PS: excelentes discussões nos comentários sobre filmes com crianças. Corram lá para ver.

sábado, 9 de fevereiro de 2008

bang bang

porque às vezes a gente se sente assim como se abatida. Ou porque, simplesmente, às vezes eu queria ser a Uma Thurman, no Kill Bill.

quinta-feira, 7 de fevereiro de 2008

Filmes com criança: a culpa é dos adultos, esses adultos....




Filmes com criança são fofos.
Eu sei, você sabe, todos nós sabemos.
Não precisa muito:
Um sorrisinho, uma brincadeirinha, um comentário puro e inocente, o câmera fechada naqueles olhos infantis e lá estamos nós, sorrindo feito bobos ou nos debulhando em lágrimas, pensando assim: que fofo!

Acho que o primeiro que inaugurou essa leva foi o Cinema Paradiso. O maravilhamento do cinema sob o olhar do menino, e como são expressivos os olhos das crianças!
E então veio a farra: o holocausto sob o olhar da criança, a guerra sob o olhar da criança, a ditadura brasileira sob o olhar da criança, a ditadura argentina sob o olhar da criança, a política sob olhar da criança... façam suas listas.

Outro dia, vendo a lista dos filmes mais badalados, quase caí para trás: ou eram filmes para crianças ( maravilhosos: desde o surpreendente transformers até o maravilhoso ratatuille) ou eram filmes com crianças como protagonistas. Essa coisa fofa e linda que é mostrar o mundo através do olhar infantil.

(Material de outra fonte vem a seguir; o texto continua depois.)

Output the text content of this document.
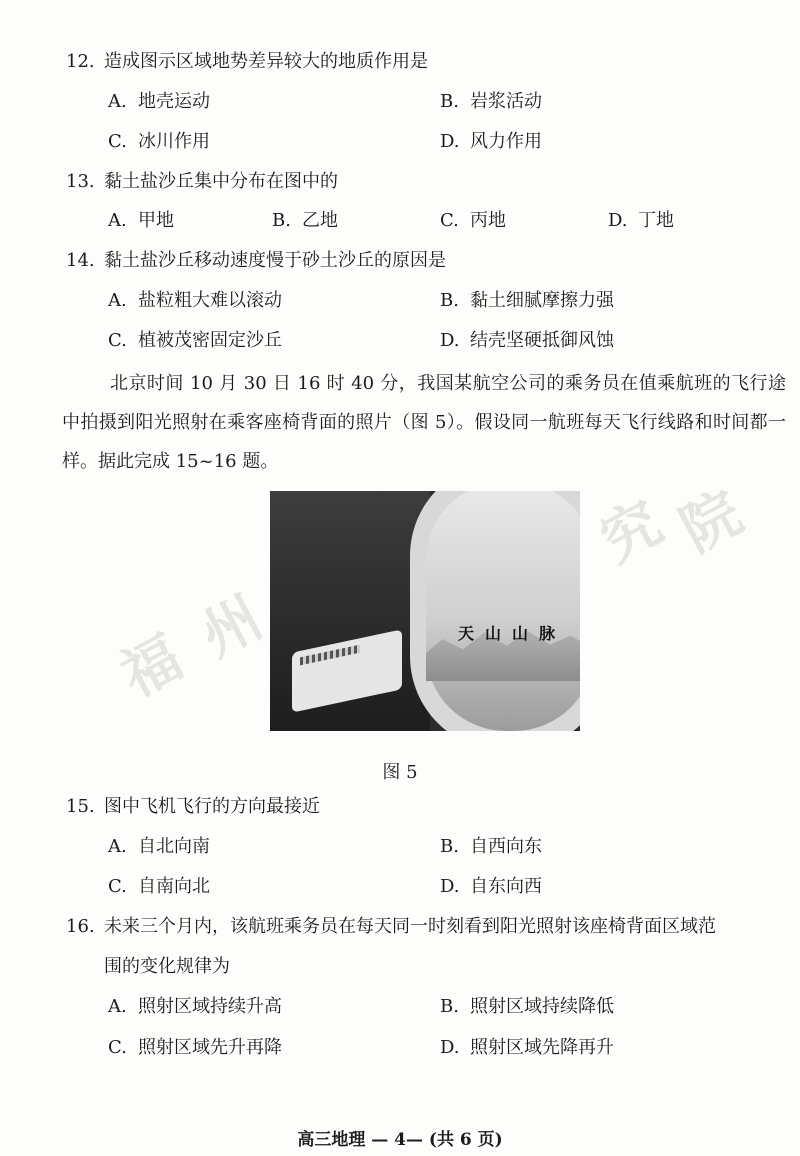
福
州
究
院
12. 造成图示区域地势差异较大的地质作用是
A. 地壳运动	B. 岩浆活动
C. 冰川作用	D. 风力作用
13. 黏土盐沙丘集中分布在图中的
A. 甲地	B. 乙地	C. 丙地	D. 丁地
14. 黏土盐沙丘移动速度慢于砂土沙丘的原因是
A. 盐粒粗大难以滚动	B. 黏土细腻摩擦力强
C. 植被茂密固定沙丘	D. 结壳坚硬抵御风蚀
北京时间 10 月 30 日 16 时 40 分，我国某航空公司的乘务员在值乘航班的飞行途中拍摄到阳光照射在乘客座椅背面的照片（图 5）。假设同一航班每天飞行线路和时间都一样。据此完成 15~16 题。
天山山脉
图 5
15. 图中飞机飞行的方向最接近
A. 自北向南	B. 自西向东
C. 自南向北	D. 自东向西
16. 未来三个月内，该航班乘务员在每天同一时刻看到阳光照射该座椅背面区域范
围的变化规律为
A. 照射区域持续升高	B. 照射区域持续降低
C. 照射区域先升再降	D. 照射区域先降再升
高三地理 — 4— (共 6 页)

Ok, alguns são terríveis, aterrorizadores mesmo. O Labirinto do fauno talvez seja o exemplo mais acabado disso: mesmo o mundo encantado da criança é um mundo de sombras, onde o bem e o mal não são facilmente distinguíveis, onde são pedidas provas cruéis, pessoas morrem e tudo o mais.

Crianças sofrem muito, e não são santas nem boas. Os bons filmes, e as boas narrativas com crianças, não se esquecem disso.
Mas...

Outro dia comprei o cedê do pato fu: daqui pro infinito. Um cedê pop gostoso, bom de ouvir no carro. E lembrei do Arnaldo Antunes, e lembrei da Adriana Calcanhoto e fiquei pensando: eles fazem música para criança ou para adulto?

Eu adoro música de criança, me acabo cantando Os Saltimbancos, mas... na minha época, música de criança era vendida como música de criança. Me assusta um pouco, adultos ouvindo músicas de criança.

E a maioria dos leitores de Harry Potter também é adulta, assim como os espectadores dos filmes da Disney e Pixxar, assim como os espectadores do Senhor dos Anéis e assim como assim por diante.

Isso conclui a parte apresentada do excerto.